Dave Tipton

No. 71, 75
- Positions: Defensive end, defensive tackle

Personal information
- Born: April 23, 1949 (age 77) Hollister, California, U.S.
- Listed height: 6 ft 6 in (1.98 m)
- Listed weight: 245 lb (111 kg)

Career information
- High school: San Benito (Hollister)
- College: Stanford
- NFL draft: 1971: 4th round, 96th overall pick

Career history

Playing
- New York Giants (1971–1973); San Diego Chargers (1974–1975); Seattle Seahawks (1976);

Coaching
- California State Fullerton (1984–1987) Defensive line/Special teams coach; Oregon State (1988) Defensive line coach; Stanford (1989–1991) Linebacker coach; Stanford (1992–2006) Defensive Line coach;

Awards and highlights
- First-team All-Pac-8 (1970);

Career NFL statistics
- Sacks: 6
- Fumble recoveries: 3
- Stats at Pro Football Reference

= Dave Tipton =

American football player (born 1949)

David Lance Tipton (born April 23, 1949) is an American former professional football player who was a defensive lineman for six seasons in the National Football League (NFL) with the New York Giants, the San Diego Chargers and the Seattle Seahawks from 1971 to 1976.

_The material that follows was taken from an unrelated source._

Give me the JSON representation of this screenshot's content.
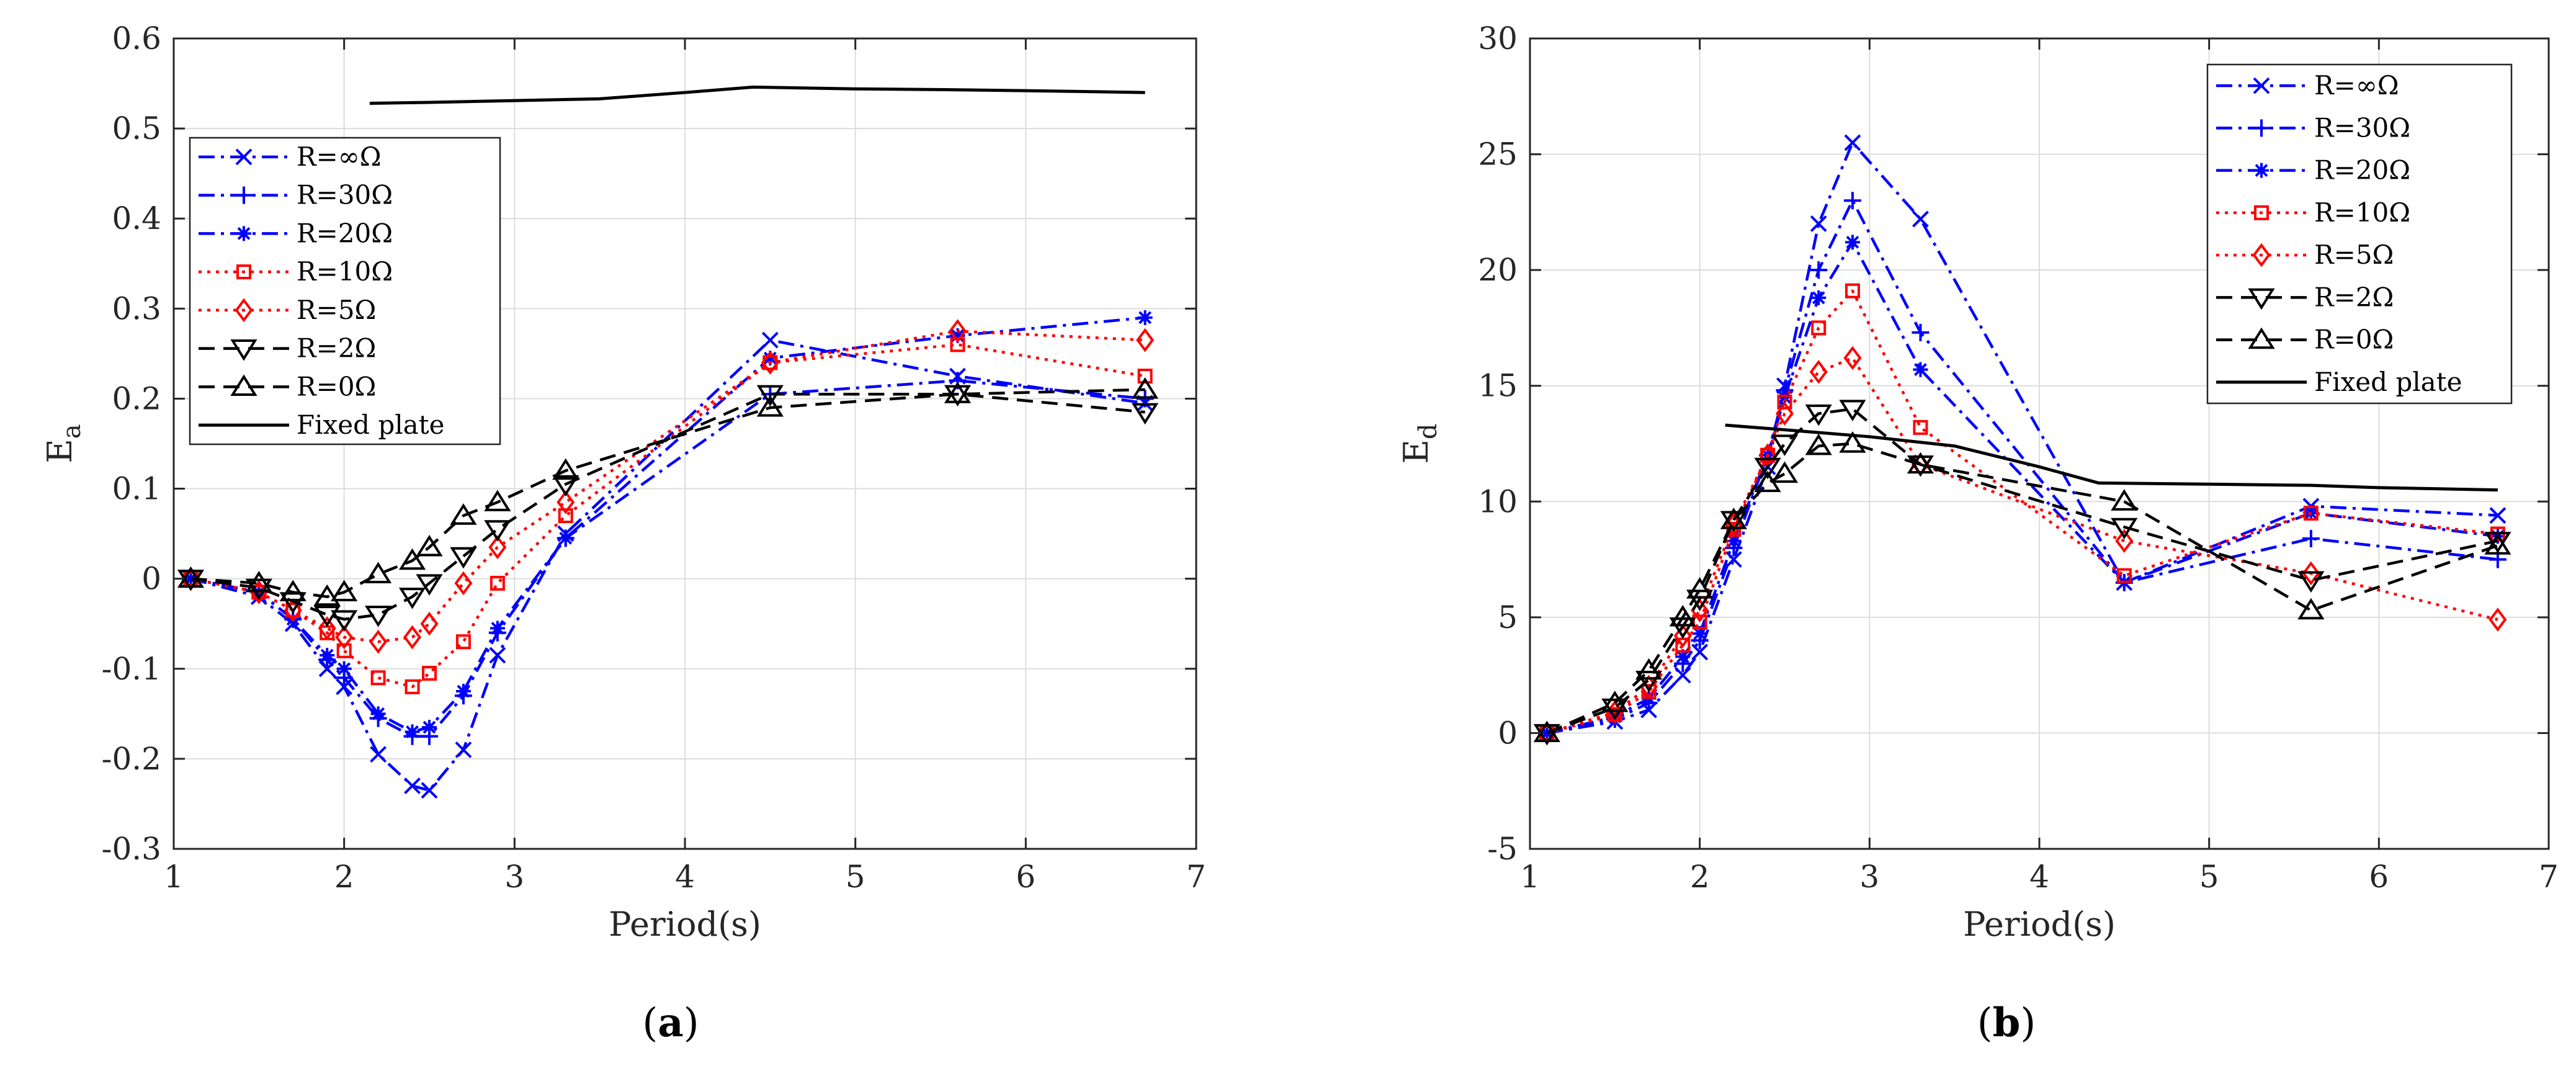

Tipton played college football for the Stanford Cardinal, playing as a member of the Thunderchickens defense line that helped Stanford to a Rose Bowl victory in 1971. After retiring from playing football, Tipton was an assistant football coach at Stanford from 1992 to 2006. Tipton now teaches history at St. Mary's High School in Stockton, California and is the Defensive Line Coach for the varsity football team.
In 2008 his team earned the honor of playing in their State Division finals, and national television declared the team amazing in its progress and development within the two-year period of Dave's coaching influences.